Reclutamento dei migliori talenti, startupper, manager e banchieri digitali, accordi con fintech e investimenti da decine di milioni di Euro in App, piattaforme di web collaboration, sono i primi e più evidenti segnali che le banche cosiddette “tradizionali” vogliono e, per certi versi debbono, se non vogliono essere spazzate via dal mercato, diventare banche multi canale a trazione digitale
Pensando al futuro e alle sfide per le reti dei consulenti finanziari o patrimoniali che dir si voglia, si stima che il modello della banca multicanale con il consulente finanziario al centro potrà accrescere la quota di mercato nel segmento upper affluent e private di un ulteriore 15% per arrivare a servire il 55%-60% del segmento, con una crescita degli asset under management dagli attuali 784,4 miliardi di Euro (fonte ASSORETI, febbraio 2022) a 1.000 miliardi entro il 2027-30.
I portafogli medi dei consulenti sono infatti cresciuti con percentuali a due cifre, più che proporzionalmente rispetto al numero dei clienti serviti che cresce, ma a ritmi più contenuti, soprattutto per il focus sui clienti più patrimonializzati presso cui aumenta la quota di portafoglio.
Manca all’appello una parte significativa di risparmiatori affluent (circa due milioni in Italia) che tiene il denaro sul conto corrente più per mancanza di proattività che di fiducia nelle banche o che preferisce fare da sé facilitata dalla maggiore accessibilità ai mercati e alle soluzioni di investimento possibile con la multicanalità digitale.

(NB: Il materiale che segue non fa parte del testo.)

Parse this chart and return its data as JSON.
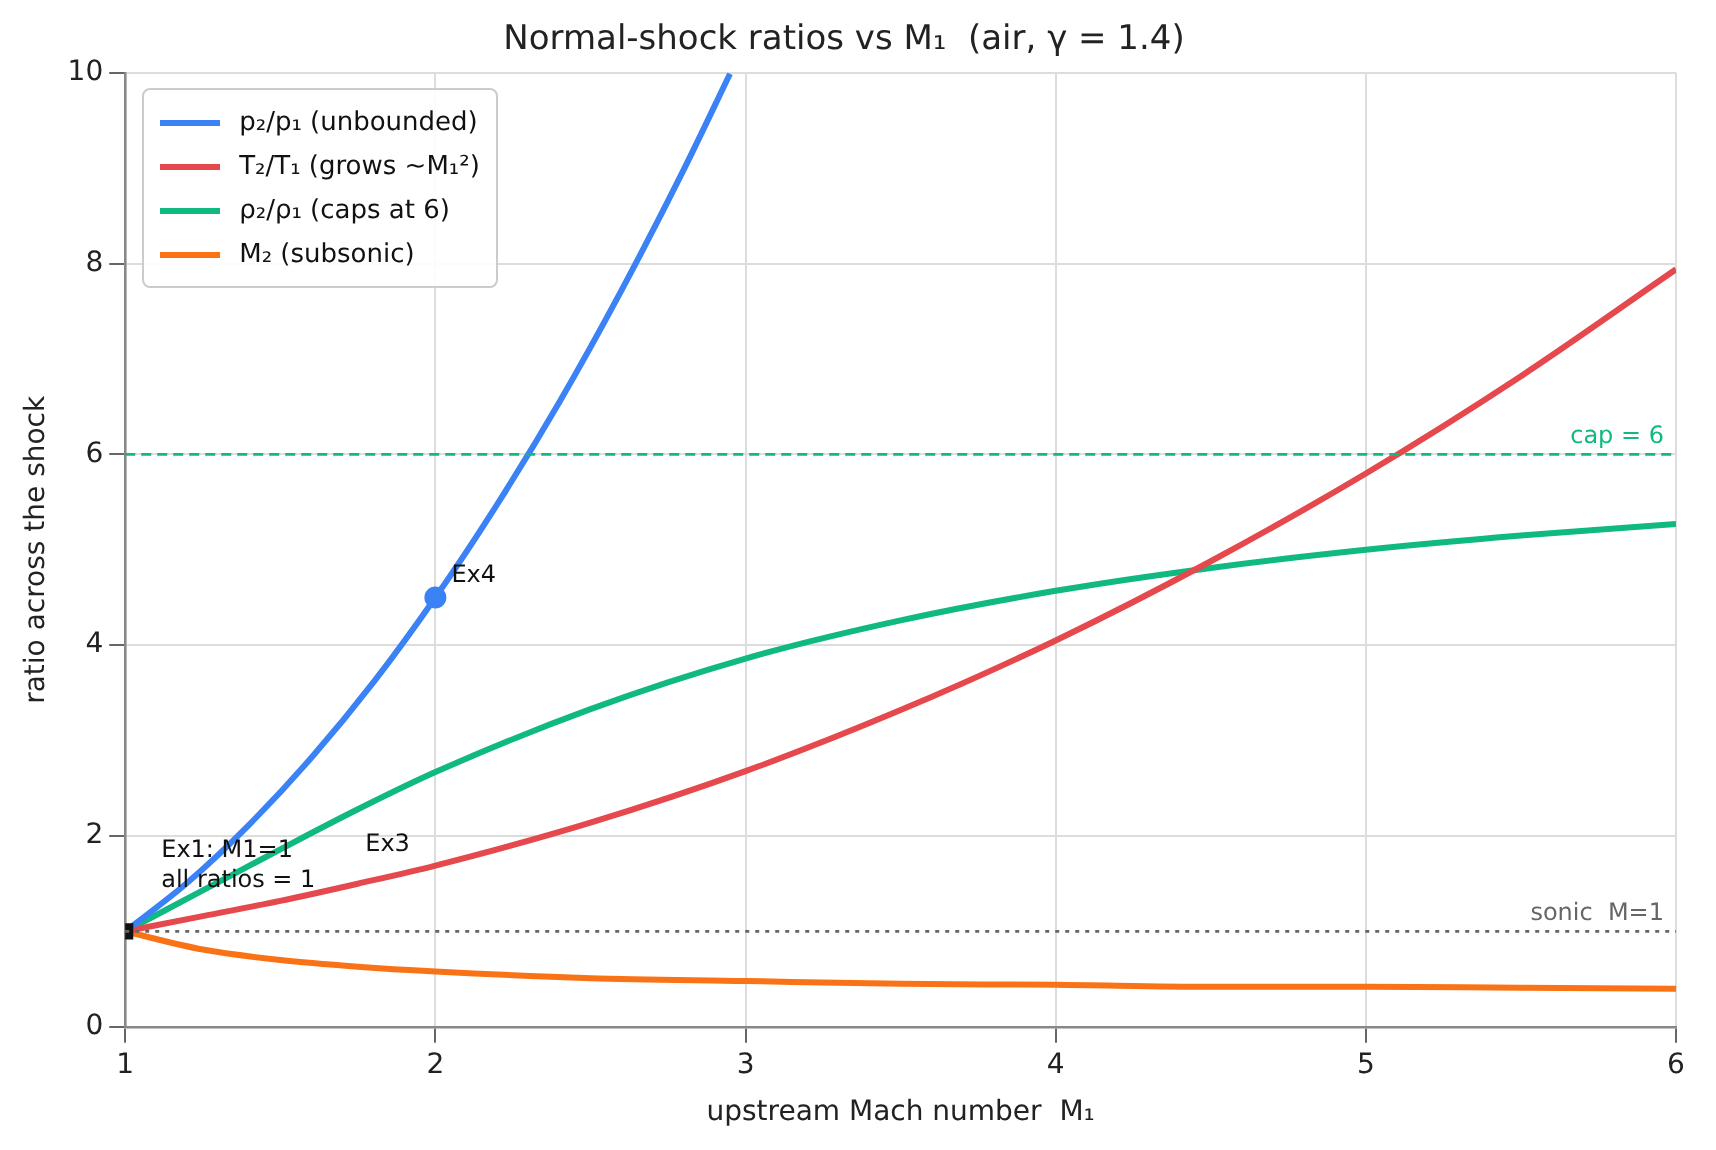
{
  "chart_data": {
    "type": "line",
    "title": "Normal-shock ratios vs M₁  (air, γ = 1.4)",
    "xlabel": "upstream Mach number  M₁",
    "ylabel": "ratio across the shock",
    "x": [
      1,
      1.25,
      1.5,
      1.75,
      2,
      2.5,
      3,
      3.5,
      4,
      4.5,
      5,
      5.5,
      6
    ],
    "series": [
      {
        "name": "p₂/p₁  (unbounded)",
        "color": "#3b82f6",
        "x": [
          1,
          1.2,
          1.4,
          1.6,
          1.8,
          2,
          2.2,
          2.4,
          2.6,
          2.8,
          2.95
        ],
        "values": [
          1,
          1.51,
          2.12,
          2.82,
          3.61,
          4.5,
          5.48,
          6.55,
          7.72,
          8.98,
          9.99
        ]
      },
      {
        "name": "T₂/T₁  (grows ~M₁²)",
        "color": "#e5484d",
        "values": [
          1,
          1.16,
          1.32,
          1.5,
          1.69,
          2.14,
          2.68,
          3.32,
          4.05,
          4.88,
          5.8,
          6.82,
          7.94
        ]
      },
      {
        "name": "ρ₂/ρ₁  (caps at 6)",
        "color": "#10b981",
        "values": [
          1,
          1.43,
          1.86,
          2.28,
          2.67,
          3.33,
          3.86,
          4.26,
          4.57,
          4.81,
          5,
          5.15,
          5.27
        ]
      },
      {
        "name": "M₂  (subsonic)",
        "color": "#f97316",
        "values": [
          1,
          0.81,
          0.7,
          0.63,
          0.58,
          0.51,
          0.48,
          0.45,
          0.44,
          0.42,
          0.42,
          0.41,
          0.4
        ]
      },
      {
        "type": "scatter",
        "color": "#3b82f6",
        "marker": "circle",
        "x": [
          2
        ],
        "values": [
          4.5
        ]
      },
      {
        "type": "scatter",
        "color": "#111111",
        "marker": "square",
        "x": [
          1
        ],
        "values": [
          1
        ]
      }
    ],
    "xlim": [
      1,
      6
    ],
    "ylim": [
      0,
      10
    ],
    "xticks": [
      1,
      2,
      3,
      4,
      5,
      6
    ],
    "yticks": [
      0,
      2,
      4,
      6,
      8,
      10
    ],
    "grid": true,
    "legend": "top left",
    "ref_lines": [
      {
        "axis": "y",
        "value": 6,
        "label": "cap = 6",
        "color": "#10b981",
        "line_style": "dashed"
      },
      {
        "axis": "y",
        "value": 1,
        "label": "sonic  M=1",
        "color": "#666666",
        "line_style": "dotted"
      }
    ],
    "annotations": [
      {
        "text": "Ex1: M1=1\nall ratios = 1",
        "x": 1,
        "y": 1
      },
      "Ex3",
      {
        "text": "Ex4",
        "x": 2,
        "y": 4.5
      }
    ]
  }
}
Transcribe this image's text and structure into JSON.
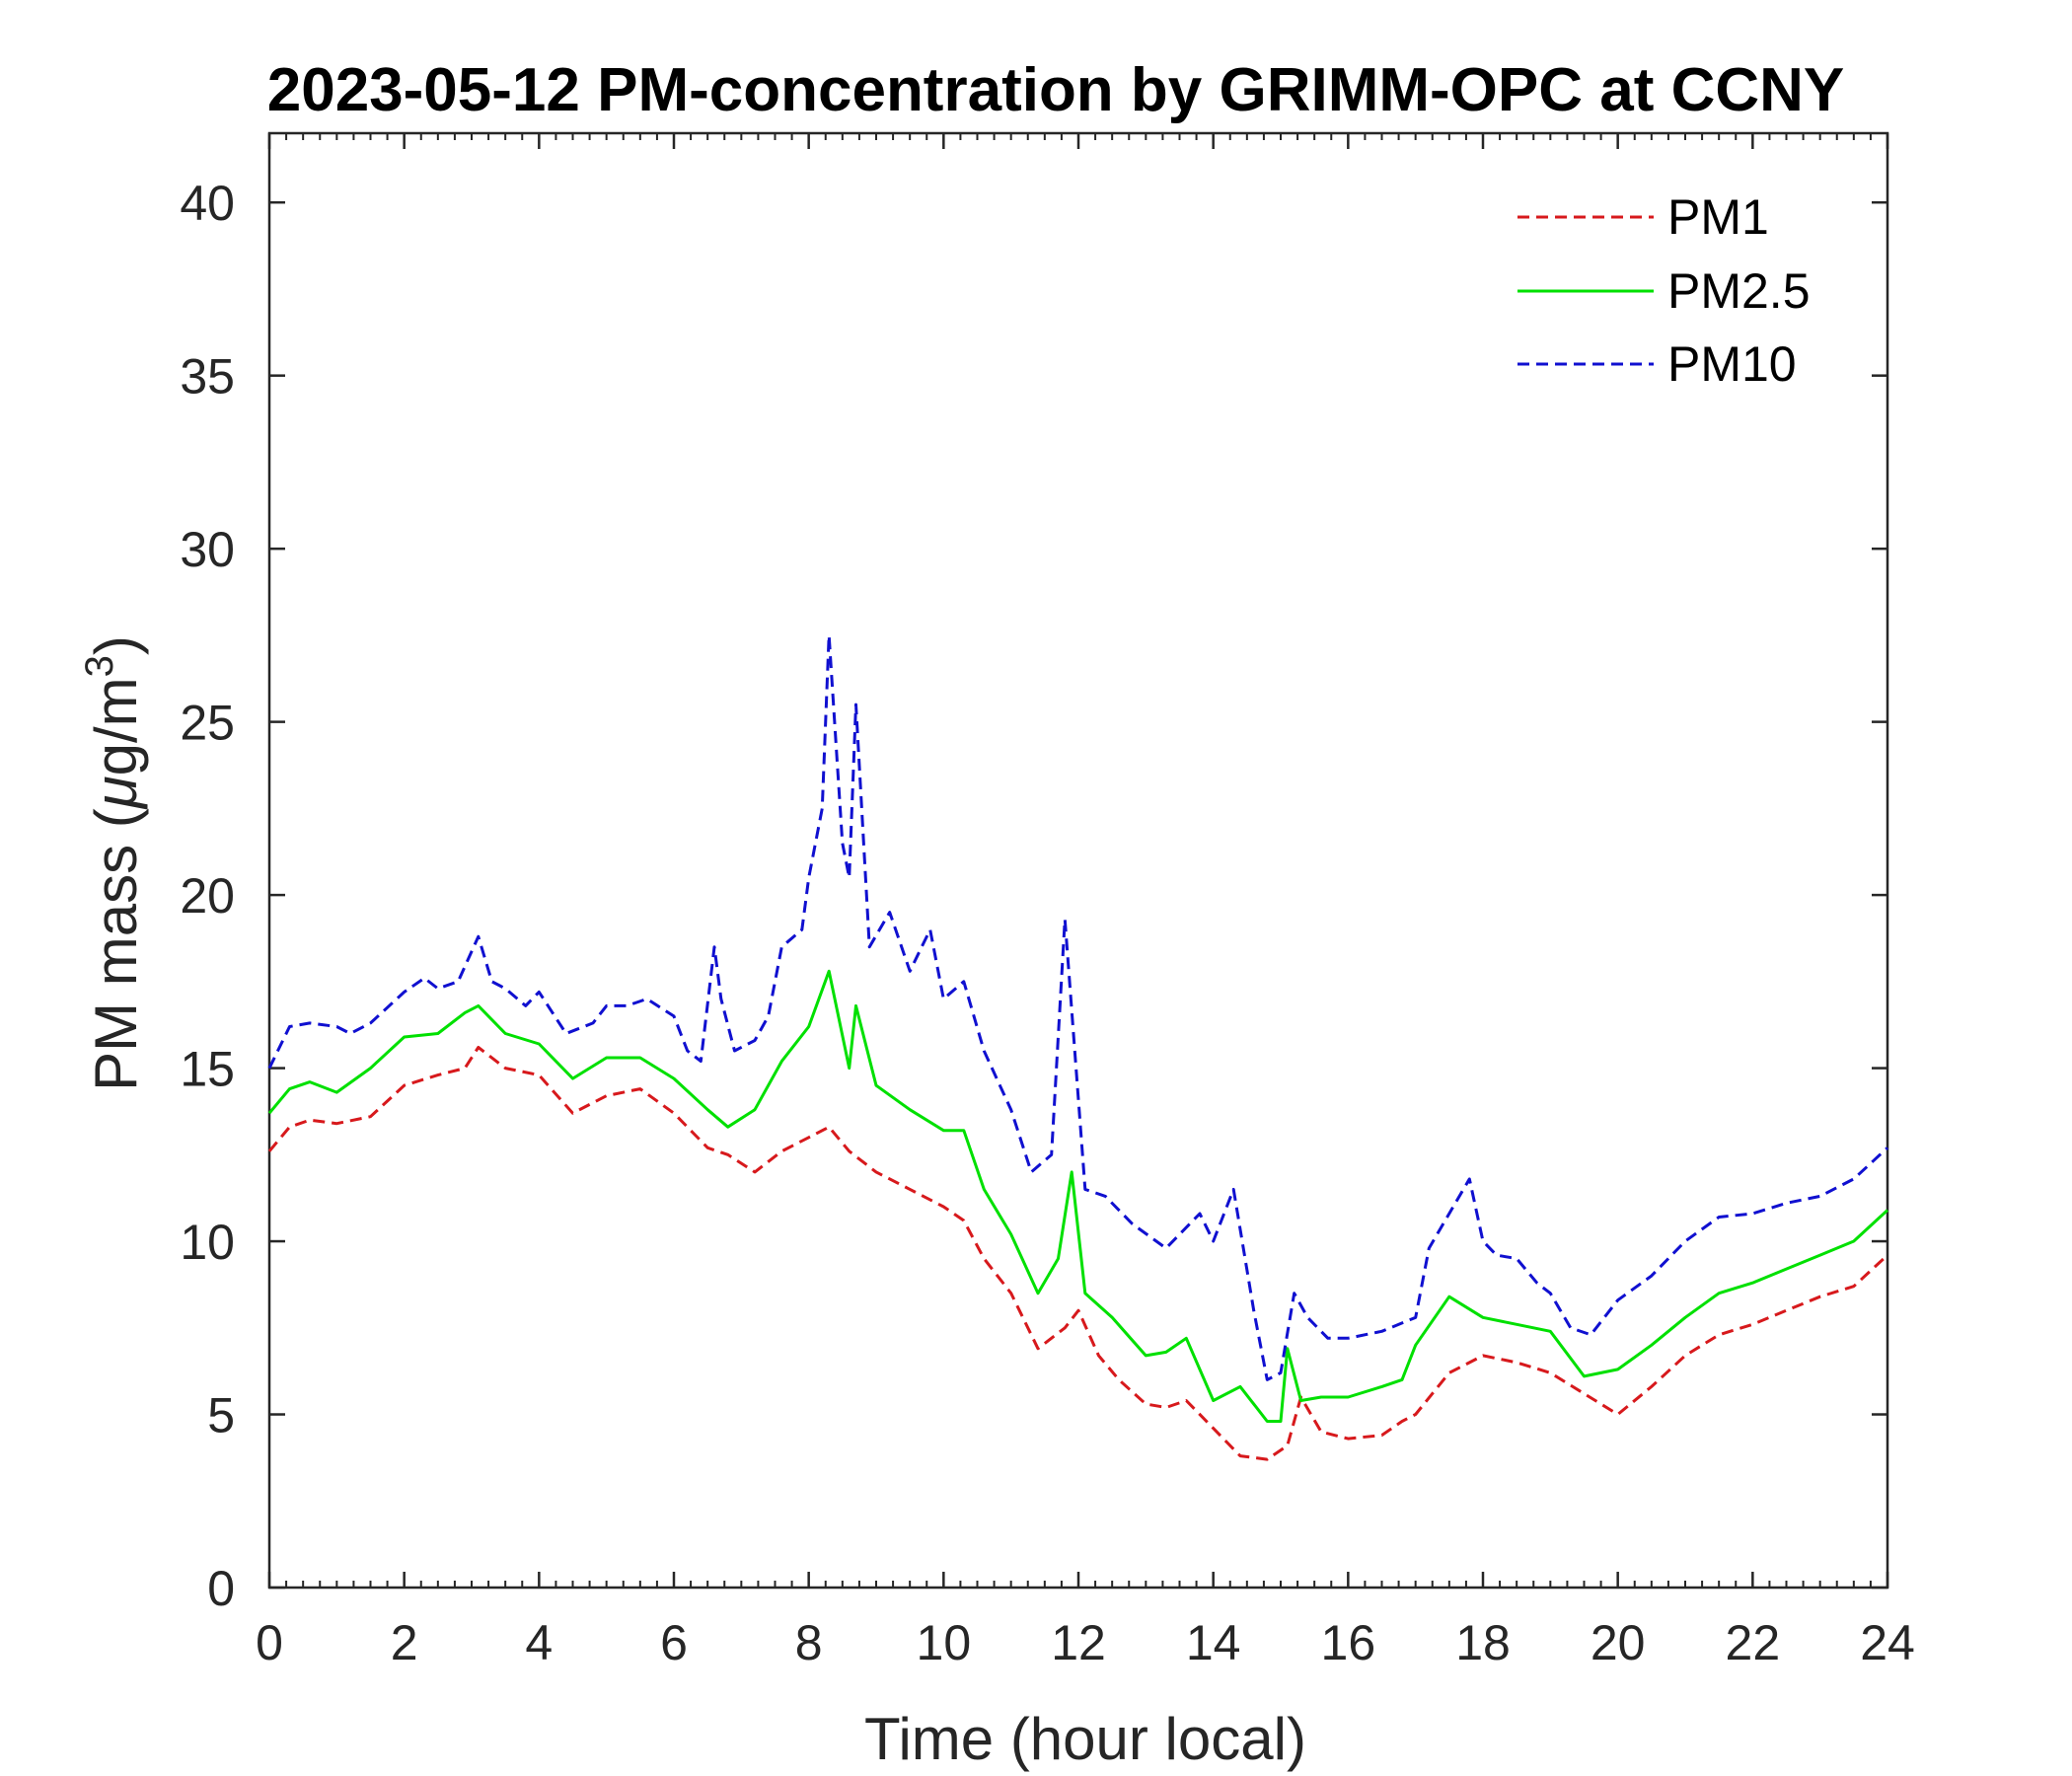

La segmentazione dei clienti per entità e origine del patrimonio, per coorti generazionali, per professione, orizzonte temporale e profilazione del rischio e la successiva messa a punto di modelli di servizio scalabili e modulari potrebbe certamente rappresentare un’evoluzione. Su questo le banche cosiddette tradizionali potranno avere un vantaggio competitivo.